Episode 1: Trial by Fire (Original Cut: Episodes 1, 6, & 7)

  • We start off with the standard “pilot” stuff as mentioned in the plot synopsis, and Koerner’s first attempts to kill Pauline involve setting her out in a hot air balloon, abandoning her by the edge of a cliff (the famous New Jersey Palisades), and trapping her inside a burning house. All this, and she’s got eight more episodes to go? She’s resilient, I give her that.
  • Oh man, this serial needs a restoration, stat. The version I watched is clearly a VHS rip of a duplicate film print. We are nowhere near the original film elements and it shows.
  • Sure it’s impressive that Pearl White did her own stunts, but that’s a lot of actual peril putting your actors in a burning building. I’m surprised film actors didn’t unionize right then and there.
  • This re-edit does a lousy job with the cliffhangers. Episode 1 ends with Pauline being rescued from the burning house. Shouldn’t it end with her still trapped in the house, to be resolved next week? And before that she was literally hanging off a cliff. It was right there! Instead we get Pauline safe and sound at home, with a tacked on question mark in the final moments. This question mark appears at the end of every episode, becoming more and more useless with each ending.

Episode 2: The Goddess of the Far West (Original Cut: Episodes 7 & 8)

  • Pauline heads west and is kidnapped by some bandits hired by Koerner, then rescued by an Indigenous tribe who think she’s their god.
  • Another on-going issue with this print is the intertitles. The surviving version of “Pauline” is a French print, so these titles are translated back into English with mixed results. That being said, I’m enjoying the random words they choose to hyphenate, like “cow-boys” and “high-way”.

Episode 3: The Pirate Treasure (Original Cut: Episodes 3 & 4)

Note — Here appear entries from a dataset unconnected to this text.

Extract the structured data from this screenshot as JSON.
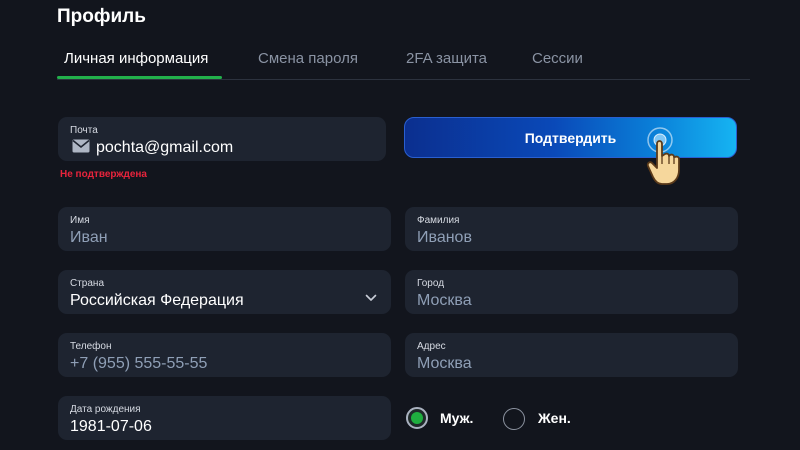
{
  "page": {
    "title": "Профиль"
  },
  "tabs": [
    {
      "label": "Личная информация",
      "active": true
    },
    {
      "label": "Смена пароля",
      "active": false
    },
    {
      "label": "2FA защита",
      "active": false
    },
    {
      "label": "Сессии",
      "active": false
    }
  ],
  "email": {
    "label": "Почта",
    "value": "pochta@gmail.com",
    "icon": "mail-icon",
    "status": "Не подтверждена",
    "status_color": "#e8243c"
  },
  "confirm_button": {
    "label": "Подтвердить"
  },
  "fields": {
    "first_name": {
      "label": "Имя",
      "value": "Иван"
    },
    "last_name": {
      "label": "Фамилия",
      "value": "Иванов"
    },
    "country": {
      "label": "Страна",
      "value": "Российская Федерация"
    },
    "city": {
      "label": "Город",
      "value": "Москва"
    },
    "phone": {
      "label": "Телефон",
      "value": "+7 (955) 555-55-55"
    },
    "address": {
      "label": "Адрес",
      "value": "Москва"
    },
    "birthdate": {
      "label": "Дата рождения",
      "value": "1981-07-06"
    }
  },
  "gender": {
    "options": [
      {
        "label": "Муж.",
        "checked": true
      },
      {
        "label": "Жен.",
        "checked": false
      }
    ]
  },
  "colors": {
    "background": "#12151d",
    "field_bg": "#1e2430",
    "accent_green": "#22b04b",
    "button_gradient_start": "#0b2f8f",
    "button_gradient_end": "#16b4f2"
  }
}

  • Blinky Bill the Pirate is hired to take Pauline out on a boat, abandon ship, and set off a bomb hidden in the boat. I’m beginning to sense that these are all like Wile E. Coyote/Road Runner shorts, except way less entertaining (same amount of spoken dialogue though). We don’t even see the bomb explode! Definitely not hitting the “peril” aspect this week.
  • And because we can never have nice things, Harry disguises himself as the ship’s cook in FULL BLACKFACE. I mean, I really should have expected that from a 1914 serial, but geez Louise.

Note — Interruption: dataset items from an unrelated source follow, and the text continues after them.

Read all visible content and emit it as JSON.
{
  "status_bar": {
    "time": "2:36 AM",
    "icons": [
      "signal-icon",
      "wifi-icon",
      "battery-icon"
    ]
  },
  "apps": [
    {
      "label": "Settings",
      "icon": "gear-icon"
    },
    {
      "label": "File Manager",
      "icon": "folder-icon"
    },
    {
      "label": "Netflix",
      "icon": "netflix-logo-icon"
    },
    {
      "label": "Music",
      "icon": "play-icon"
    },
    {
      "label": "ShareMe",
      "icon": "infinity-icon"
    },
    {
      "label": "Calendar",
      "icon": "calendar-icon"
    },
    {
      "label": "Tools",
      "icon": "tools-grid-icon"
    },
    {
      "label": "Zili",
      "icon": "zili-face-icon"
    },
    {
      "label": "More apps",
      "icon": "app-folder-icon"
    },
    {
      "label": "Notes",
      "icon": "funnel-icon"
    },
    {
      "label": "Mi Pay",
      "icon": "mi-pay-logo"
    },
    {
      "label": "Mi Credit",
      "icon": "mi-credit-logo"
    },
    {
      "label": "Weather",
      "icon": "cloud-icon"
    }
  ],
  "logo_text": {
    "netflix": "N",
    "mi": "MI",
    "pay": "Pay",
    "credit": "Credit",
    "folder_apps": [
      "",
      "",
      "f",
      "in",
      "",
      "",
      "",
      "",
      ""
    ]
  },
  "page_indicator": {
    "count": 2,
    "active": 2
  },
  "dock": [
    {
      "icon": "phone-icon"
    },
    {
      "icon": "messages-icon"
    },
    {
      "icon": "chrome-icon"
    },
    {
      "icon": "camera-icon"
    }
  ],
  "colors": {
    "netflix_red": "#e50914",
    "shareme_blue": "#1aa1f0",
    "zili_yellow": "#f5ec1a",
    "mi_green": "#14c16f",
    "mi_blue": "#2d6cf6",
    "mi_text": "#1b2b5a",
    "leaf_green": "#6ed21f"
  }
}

Episode 4: The Deadly Turning (Original Cut: Episode 15)

Episode 5: A Watery Doom (Original Cut: Episode 14)

  • Koerner hires a band of “gypsies” (who look more like pirates) to kidnap Pauline and Harry, trap them in the cellar of an abandoned mill, and drown them. Didn’t we already have a drowning scheme? Back in the cave in the Western one? I guess if you saw these bi-weekly you had time to forget.
  • My main problem with this whole serial is the overall lack of suspense. There’s a way to do this kind of cliffhanger serial and give it the element of “How are they gonna get out of this one?” (The James Bond and Indiana Jones films are both great examples of this). I know Pauline is going to escape, but it never feels interesting or earned. I guess it was easier to entertain back in 1914. Whatever. Next!

Episode 6: The Shattered Plane (Original Cut: Episode 2)

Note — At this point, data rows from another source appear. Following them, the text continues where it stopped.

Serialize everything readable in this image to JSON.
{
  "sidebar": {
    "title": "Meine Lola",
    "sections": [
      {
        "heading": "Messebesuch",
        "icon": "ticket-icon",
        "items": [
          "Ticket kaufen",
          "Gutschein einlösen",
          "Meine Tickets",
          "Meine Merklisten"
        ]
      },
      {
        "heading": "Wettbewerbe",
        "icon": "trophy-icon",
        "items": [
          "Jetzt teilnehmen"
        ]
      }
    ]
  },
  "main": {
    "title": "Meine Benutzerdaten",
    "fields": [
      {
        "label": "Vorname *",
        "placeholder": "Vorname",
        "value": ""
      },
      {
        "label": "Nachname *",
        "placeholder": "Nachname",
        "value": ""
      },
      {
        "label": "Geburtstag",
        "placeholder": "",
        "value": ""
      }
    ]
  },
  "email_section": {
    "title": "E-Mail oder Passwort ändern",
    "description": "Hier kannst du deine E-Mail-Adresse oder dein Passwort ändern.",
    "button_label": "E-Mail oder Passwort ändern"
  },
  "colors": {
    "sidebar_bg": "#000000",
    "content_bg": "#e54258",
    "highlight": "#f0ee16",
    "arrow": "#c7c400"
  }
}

  • Koerner tries to get Pauline to fly in one of those newfangled aeroplanes, which one of his cohorts secretly tampers with. It helps that the plane is a Wright Flyer, so Koerner doesn’t need to do anything; that thing’s already a deathtrap.
  • I like the moment when Koerner worries that Pauline will be late for the flight. It’s like the old punchline “Gee, I hope nothing happened to her.”
  • Another problem I have with this serial: Too much lead-up to a thing, not enough time on the actual thing. After the promise of a dangerous flight, most of this episode is Pauline trying to get to the airfield. And then when she gets there, SHE DOESN’T EVEN GET ON THE PLANE! You can’t really deliver on peril if you don’t put your hero in the perilous situation.

Episode 7: The Tragic Plunge (Original Cut: Episode 18)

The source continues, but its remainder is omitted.